During World War II, Pius XII did not speak out against Mussolini or Hitler, with his actions subsequently becoming a source of controversy.

Calling Pius’s wartime conduct “a very difficult subject,” Brandfon said, “I do not believe he was an antisemite. I do believe he was in a terrible situation.”

“What I say in the book is that he had a reputation that he self-promoted as a very spiritual man. I believe he did not live up to his spiritual reputation when it came to the Holocaust and the Jews of Rome — and the Poles of Poland, too. He did not speak out about Catholics in Poland being slaughtered by Nazis. He did not speak about innocents being killed in turmoil. He did not speak about innocent Jews,” he said.

When the Allies invaded Sicily in 1943, the situation in Rome got worse for the Jews: Mussolini’s government fell, a power vacuum ensued, and the Nazis took over the city. Despite initial objections from some Nazis, the new overlords rounded up over 1,000 Roman Jews for deportation to Auschwitz, with only 15 surviving. What finally saved the remainder of Rome’s Jews was the Allied liberation of the city, which took place 80 years ago this past June.

Looking for reasons other than antisemitism to explain the pope’s behavior, Brandfon noted a communique from the Vatican ambassador to Mussolini’s puppet regime in northern Italy. The ambassador cited a policy of neutrality out of fear of Nazi reprisals for speaking out.

‘Intimate Strangers,’ by Fredric Brandfon. (Courtesy)

“[Pius] could have been thinking, if I speak out, there will be reprisals against Catholics and Jews [hiding] in churches, monasteries and convents in Rome, Italy and Europe,” Brandfon said. “There’s no evidence, but he might have.”

During the Nazi occupation, despite official Vatican silence, some Catholics sheltered Jews, while others turned them in for deportation and death. The list of betrayers even included a Jewish female gangster nicknamed la Pantera Nera or the Black Panther.

“Catholics, Jews, whatever it is, you can’t generalize,” Brandfon said. “There were good ones, bad ones, and everything in between… There’s always going to be some horrible story you’re going to condemn. The reverse is also true.”

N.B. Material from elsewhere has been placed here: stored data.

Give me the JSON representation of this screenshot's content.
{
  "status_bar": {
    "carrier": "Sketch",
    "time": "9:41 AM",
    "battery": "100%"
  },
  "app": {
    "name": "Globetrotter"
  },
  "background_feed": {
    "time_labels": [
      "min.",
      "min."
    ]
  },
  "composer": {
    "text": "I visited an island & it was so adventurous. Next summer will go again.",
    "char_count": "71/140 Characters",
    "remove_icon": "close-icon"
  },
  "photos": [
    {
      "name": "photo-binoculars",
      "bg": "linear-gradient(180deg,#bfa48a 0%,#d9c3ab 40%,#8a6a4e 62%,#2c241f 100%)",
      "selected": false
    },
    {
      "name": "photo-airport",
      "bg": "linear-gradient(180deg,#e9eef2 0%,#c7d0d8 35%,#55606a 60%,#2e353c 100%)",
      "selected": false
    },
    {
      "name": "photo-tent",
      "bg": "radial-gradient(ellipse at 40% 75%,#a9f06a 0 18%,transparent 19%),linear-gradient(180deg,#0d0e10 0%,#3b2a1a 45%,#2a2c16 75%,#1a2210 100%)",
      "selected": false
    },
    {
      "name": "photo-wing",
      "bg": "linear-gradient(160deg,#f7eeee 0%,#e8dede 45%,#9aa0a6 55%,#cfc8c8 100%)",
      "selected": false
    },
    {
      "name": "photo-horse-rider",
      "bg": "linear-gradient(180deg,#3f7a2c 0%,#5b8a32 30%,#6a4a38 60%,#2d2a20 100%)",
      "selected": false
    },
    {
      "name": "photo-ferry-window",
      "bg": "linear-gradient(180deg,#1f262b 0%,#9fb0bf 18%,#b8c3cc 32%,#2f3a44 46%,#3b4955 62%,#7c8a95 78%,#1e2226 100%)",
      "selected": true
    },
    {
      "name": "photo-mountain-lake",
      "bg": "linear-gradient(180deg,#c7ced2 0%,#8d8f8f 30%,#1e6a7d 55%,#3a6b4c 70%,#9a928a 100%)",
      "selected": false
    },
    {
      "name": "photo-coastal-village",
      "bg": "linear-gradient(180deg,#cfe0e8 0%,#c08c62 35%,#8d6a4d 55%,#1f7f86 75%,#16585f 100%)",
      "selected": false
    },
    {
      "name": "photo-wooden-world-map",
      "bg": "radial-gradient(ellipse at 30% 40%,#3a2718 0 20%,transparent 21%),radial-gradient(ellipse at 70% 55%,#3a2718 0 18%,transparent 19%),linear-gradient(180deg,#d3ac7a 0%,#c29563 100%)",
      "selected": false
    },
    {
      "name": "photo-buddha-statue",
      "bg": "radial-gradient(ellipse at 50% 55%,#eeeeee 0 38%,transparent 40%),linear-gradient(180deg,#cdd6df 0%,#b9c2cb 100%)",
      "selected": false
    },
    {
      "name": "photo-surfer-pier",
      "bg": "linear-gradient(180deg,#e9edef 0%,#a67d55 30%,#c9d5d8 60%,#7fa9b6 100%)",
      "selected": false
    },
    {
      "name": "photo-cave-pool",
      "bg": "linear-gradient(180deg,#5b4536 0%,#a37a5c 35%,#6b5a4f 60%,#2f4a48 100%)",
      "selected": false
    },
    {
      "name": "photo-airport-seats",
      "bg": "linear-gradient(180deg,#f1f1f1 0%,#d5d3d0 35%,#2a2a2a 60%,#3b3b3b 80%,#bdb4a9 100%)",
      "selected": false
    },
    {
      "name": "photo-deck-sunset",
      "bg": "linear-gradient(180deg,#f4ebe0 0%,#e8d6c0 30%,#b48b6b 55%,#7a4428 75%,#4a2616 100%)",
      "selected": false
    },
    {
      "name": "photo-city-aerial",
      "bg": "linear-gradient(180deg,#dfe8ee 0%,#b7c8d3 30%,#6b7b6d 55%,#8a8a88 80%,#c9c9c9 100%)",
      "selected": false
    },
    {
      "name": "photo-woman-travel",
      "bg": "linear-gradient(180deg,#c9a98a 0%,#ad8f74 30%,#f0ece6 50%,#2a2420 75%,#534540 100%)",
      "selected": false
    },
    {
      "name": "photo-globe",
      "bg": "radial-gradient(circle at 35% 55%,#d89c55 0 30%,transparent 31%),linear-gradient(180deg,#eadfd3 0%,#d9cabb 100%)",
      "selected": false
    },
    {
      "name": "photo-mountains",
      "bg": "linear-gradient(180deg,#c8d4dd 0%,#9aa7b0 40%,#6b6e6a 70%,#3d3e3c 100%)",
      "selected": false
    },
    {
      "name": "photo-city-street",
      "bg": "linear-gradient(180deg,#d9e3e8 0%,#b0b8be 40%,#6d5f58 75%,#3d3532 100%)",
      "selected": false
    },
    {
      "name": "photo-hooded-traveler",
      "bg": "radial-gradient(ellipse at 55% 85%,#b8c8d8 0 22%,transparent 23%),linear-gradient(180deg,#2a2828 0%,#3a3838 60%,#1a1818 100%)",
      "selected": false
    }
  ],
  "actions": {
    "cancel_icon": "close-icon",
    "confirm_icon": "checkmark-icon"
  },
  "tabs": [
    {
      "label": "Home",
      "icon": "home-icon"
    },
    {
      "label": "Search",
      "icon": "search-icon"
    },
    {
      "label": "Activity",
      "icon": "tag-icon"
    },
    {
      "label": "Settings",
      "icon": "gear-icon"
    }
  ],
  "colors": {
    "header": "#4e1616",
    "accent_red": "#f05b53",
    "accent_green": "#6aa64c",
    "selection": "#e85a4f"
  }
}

A more hopeful period began in the postwar years. On December 2, 1947, following the UN vote supporting the establishment of the State of Israel, Rome held a celebration — ironically, at the Arch of Titus. Pope John XXIII, who as Cardinal Angelo Roncalli had helped save Jews during WWII, took a wider step as pontiff, holding the Second Vatican Council. After his death in 1963, his successor, Paul VI, continued the council, which is remembered for the Nostra Aetate declaration, which cleared Jews of collective guilt for the death of Jesus Christ.

The Tempio Maggiore, or Great Synagogue of Rome, built at the turn of the 20th century. (Courtesy of Fredric Brandfon)

However, Italy showed reluctance to prosecute ex-Nazis and onetime collaborators for wartime crimes against Jews, and when the Catholic Church sought to address its own conduct during the Holocaust, the ensuing document totaled three pages. Historians found this woefully inadequate — including David Kertzer, who penned a book about the subject, “The Popes Against the Jews,” and went on to write another book, on Pius XII, “The Pope at War.”

Recent popes, including Francis, have had more fruitful relationships with Rome’s Jewish community leaders, such as Chief Rabbi Riccardo di Segni.

“Under [Pope John Paul II’s successor], Pope Benedict XVI, there continued to be outreach to the Jewish community,” Brandfon said. “The present chief rabbi of Rome, he met Pope John Paul II, he met Benedict XVI, he met Francis… There is hope, there is hope. I’m a hopeful guy in general.”